Un projet titanesque de douze ans, réparti sur trois continents. Des archives, soigneusement épluchées par l’auteur, dispersées entre l’Allemagne, la France, le Royaume Uni, la Suisse, les États-Unis d’Amérique, les Antilles, le Canada et même la République tchèque. Une imposante bibliographie. Et finalement un livre : "Les bateaux de l’espoir – Vichy, les réfugiés de la filière martiniquaise" (CNRS éditions), du Canadien Éric Jennings, lauréat du prix du livre d’histoire des Outre-mer ce mois de mai.
Dans cet ouvrage passionnant, l’auteur raconte comment des milliers de réfugiés venus en France pour fuir les persécutions d’Adolf Hitler, du général Franco et de Benito Mussolini, internés d’abord dans des camps à Vichy après la débâcle de la France en juin 1940, ont bénéficié de "la filière martiniquaise". Les réfugiés "comprennent aussi bien des républicains espagnols que des dissidents antinazis autrichiens et allemands, des antifascistes italiens, des juifs venus de toute l’Europe ou patriotes de nombreuses nationalités aux croyances et aux horizons divers qui cherchent à poursuivre le combat. Beaucoup sont recherchés par les nazis", écrit Éric Jennings.
C’est en Martinique, pourtant sous la coupe du régime collaborationniste de Vichy, qu’environ 5000 d’entre eux vont trouver le salut, les autres nations occidentales étant peu favorables à l’accueil de ces migrants aux idées souvent révolutionnaires et progressistes. Parmi ces derniers, une importante proportion d’artistes et d’intellectuels, comme l’écrivain français André Breton, chef de file du mouvement surréaliste, l’anthropologue Claude Lévi-Strauss, la romancière Anna Seghers et le poète juif allemand Walter Mehring.
L’exilé et surréaliste André Breton y rencontra la revue Tropiques fondée par Aimé Césaire, son épouse Suzanne et René Ménil. Il en découla une véritable confluence entre surréalisme et négritude. Aux Antilles, nombre de réfugiés de 1940-1941 établirent des liens durables entre eux, mais aussi avec des dissidents locaux qui articulaient à ce même moment leur propre idéologie d’émancipation, voire de libération.
Éric Jennings
Pour l’historien canadien, la Martinique deviendra, avec l’arrivée des réfugiés, le foyer d’une "synergie intellectuelle" qui allait marquer les courants anticolonialistes naissants.

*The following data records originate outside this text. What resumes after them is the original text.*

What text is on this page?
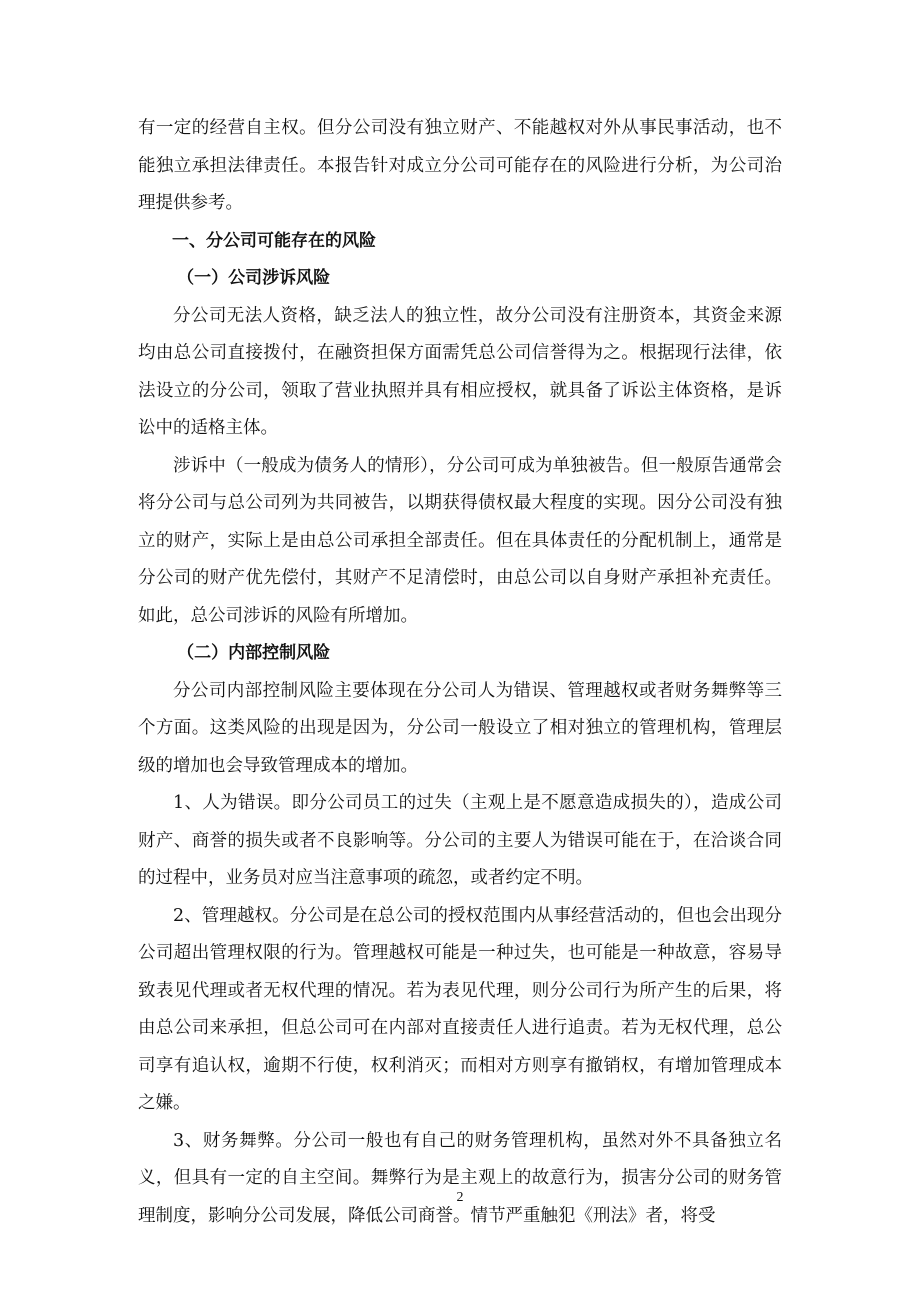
有一定的经营自主权。但分公司没有独立财产、不能越权对外从事民事活动，也不能独立承担法律责任。本报告针对成立分公司可能存在的风险进行分析，为公司治理提供参考。

一、分公司可能存在的风险

（一）公司涉诉风险

分公司无法人资格，缺乏法人的独立性，故分公司没有注册资本，其资金来源均由总公司直接拨付，在融资担保方面需凭总公司信誉得为之。根据现行法律，依法设立的分公司，领取了营业执照并具有相应授权，就具备了诉讼主体资格，是诉讼中的适格主体。

涉诉中（一般成为债务人的情形），分公司可成为单独被告。但一般原告通常会将分公司与总公司列为共同被告，以期获得债权最大程度的实现。因分公司没有独立的财产，实际上是由总公司承担全部责任。但在具体责任的分配机制上，通常是分公司的财产优先偿付，其财产不足清偿时，由总公司以自身财产承担补充责任。如此，总公司涉诉的风险有所增加。

（二）内部控制风险

分公司内部控制风险主要体现在分公司人为错误、管理越权或者财务舞弊等三个方面。这类风险的出现是因为，分公司一般设立了相对独立的管理机构，管理层级的增加也会导致管理成本的增加。

1、人为错误。即分公司员工的过失（主观上是不愿意造成损失的），造成公司财产、商誉的损失或者不良影响等。分公司的主要人为错误可能在于，在洽谈合同的过程中，业务员对应当注意事项的疏忽，或者约定不明。

2、管理越权。分公司是在总公司的授权范围内从事经营活动的，但也会出现分公司超出管理权限的行为。管理越权可能是一种过失，也可能是一种故意，容易导致表见代理或者无权代理的情况。若为表见代理，则分公司行为所产生的后果，将由总公司来承担，但总公司可在内部对直接责任人进行追责。若为无权代理，总公司享有追认权，逾期不行使，权利消灭；而相对方则享有撤销权，有增加管理成本之嫌。

3、财务舞弊。分公司一般也有自己的财务管理机构，虽然对外不具备独立名义，但具有一定的自主空间。舞弊行为是主观上的故意行为，损害分公司的财务管理制度，影响分公司发展，降低公司商誉。情节严重触犯《刑法》者，将受

2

La rencontre avec les écrivains débarquant sur l’île allait par exemple, pour Aimé Césaire, affiner sa critique du fascisme et de l’impérialisme, que l’on allait retrouver dans le célèbre "Discours sur le colonialisme", paru en 1950.
Mais la filière martiniquaise fut brutalement stoppée en juin 1941. Éric Jennings précise : "non sur insistance des Allemands, ni même en raison de la menace des sous-marins, mais principalement en raison d’inquiétudes américaines au sujet de passagers dont les noms présentaient une consonance germanique". L’auteur examine toute la complexité de la situation, et l’ambiguïté des autorités françaises, mélange de pragmatisme, de xénophobie, d'humanitarisme, et de volonté de se débarrasser d’ "indésirables".
Extrait (sur Aimé et Suzanne Césaire, Edouard Glissant et André Breton)
"En décembre 1939, le couple revenait justement en Martinique, muté sur deux postes d’enseignants à Fort-de-France. Cela nous ramène au jeune professeur qu’était Aimé Césaire, occupant à l’avènement du régime de Vichy son tout premier poste au Lycée Schoelcher, le plus prestigieux établissement scolaire des Antilles françaises. Édouard Glissant, qui avait treize ans à l’époque, se souvient des classes de première et terminale conviées en 1941 à un dialogue avec André Breton. Césaire venait justement de donner un cours sur le surréalisme. La rencontre avec Breton, pape du surréalisme, dut constituer une remarquable ressource pédagogique. Breton était un iconoclaste né. Il tenait les élèves en haleine. Bien que trop jeune pour avoir appartenu à cette classe, Glissant se rappelait s’être mêlé au groupe et avoir écouté ébahi un cours impromptu donné par le surréaliste, assis sur un banc du parc de la Savane, un lieu central de Fort-de-France."
♦ "Les bateaux de l’espoir – Vichy, les réfugiés de la filière martiniquaise", par Éric Jennings - CNRS éditions, 328 pages, 25 euros.